UPdate GALLERY UG

Künstlerischer Dialog mit China

19.11.2019

von links: Elmar Diks, Gabriele Angel Leinenbach, Suat Sensoy und Wendy Hack

Am 30. September 2019 wurde die Ausstellung „Creation of a Dialogue“ im Landwood Art Museum in Chengdu eröffnet. Etwa 300 Gäste waren zur Eröffnung gekommen. Die Künstlerin Gabriele Angel Leinenbach sowie die Künstler Elmar Diks und Suat Sensoy haben die weite Reise nach Chengdu auf sich genommen, um an der unvergesslichen Vernissage teilzunehmen. In Zusammenarbeit mit der Bonner UPdate GALLERY und dem Kurator Fengran Zhou wurden insgesamt 51 Kunstwerke auf 650 Quadratmeter Ausstellungsfläche präsentiert.
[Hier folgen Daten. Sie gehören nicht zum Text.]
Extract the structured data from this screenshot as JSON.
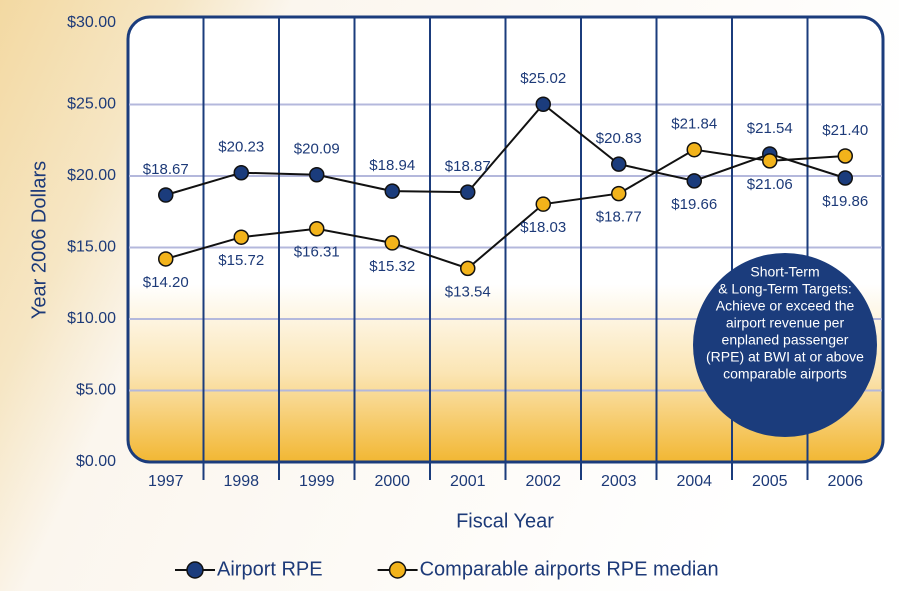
{
  "chart_data": {
    "type": "line",
    "y_label": "Year 2006 Dollars",
    "x_label": "Fiscal Year",
    "categories": [
      "1997",
      "1998",
      "1999",
      "2000",
      "2001",
      "2002",
      "2003",
      "2004",
      "2005",
      "2006"
    ],
    "series": [
      {
        "name": "Airport RPE",
        "color": "#1b3c7c",
        "values": [
          18.67,
          20.23,
          20.09,
          18.94,
          18.87,
          25.02,
          20.83,
          19.66,
          21.54,
          19.86
        ],
        "value_labels": [
          "$18.67",
          "$20.23",
          "$20.09",
          "$18.94",
          "$18.87",
          "$25.02",
          "$20.83",
          "$19.66",
          "$21.54",
          "$19.86"
        ]
      },
      {
        "name": "Comparable airports RPE median",
        "color": "#f2b31b",
        "values": [
          14.2,
          15.72,
          16.31,
          15.32,
          13.54,
          18.03,
          18.77,
          21.84,
          21.06,
          21.4
        ],
        "value_labels": [
          "$14.20",
          "$15.72",
          "$16.31",
          "$15.32",
          "$13.54",
          "$18.03",
          "$18.77",
          "$21.84",
          "$21.06",
          "$21.40"
        ]
      }
    ],
    "ylim": [
      0,
      30
    ],
    "yticks": [
      {
        "value": 0,
        "label": "$0.00"
      },
      {
        "value": 5,
        "label": "$5.00"
      },
      {
        "value": 10,
        "label": "$10.00"
      },
      {
        "value": 15,
        "label": "$15.00"
      },
      {
        "value": 20,
        "label": "$20.00"
      },
      {
        "value": 25,
        "label": "$25.00"
      },
      {
        "value": 30,
        "label": "$30.00"
      }
    ],
    "grid": true,
    "legend": "bottom",
    "annotation": [
      "Short-Term",
      "& Long-Term Targets:",
      "Achieve or exceed the",
      "airport revenue per",
      "enplaned passenger",
      "(RPE) at BWI at or above",
      "comparable airports"
    ]
  }
}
In der ersten Woche kamen ca. 1.000 Besucher in der Galerie. Die Ausstellung „Creation of a Dialogue“ ist noch bis zum 30. November 2019 im Landwood Art Museum, Chengdu, zu besichtigen.

Gabriele Angel Leinenbach, Elmar Diks und Suat Sensoy haben bewusst einen Dialog zwischen Ost und West in ihrem jeweiligen Medium, sei es Malerei, Fotografie oder Mixed-Media, vereint. Ihre Arbeiten thematisieren das kulturelle Zusammenspiel, in dem westliche und asiatische Einflüsse sichtbar werden.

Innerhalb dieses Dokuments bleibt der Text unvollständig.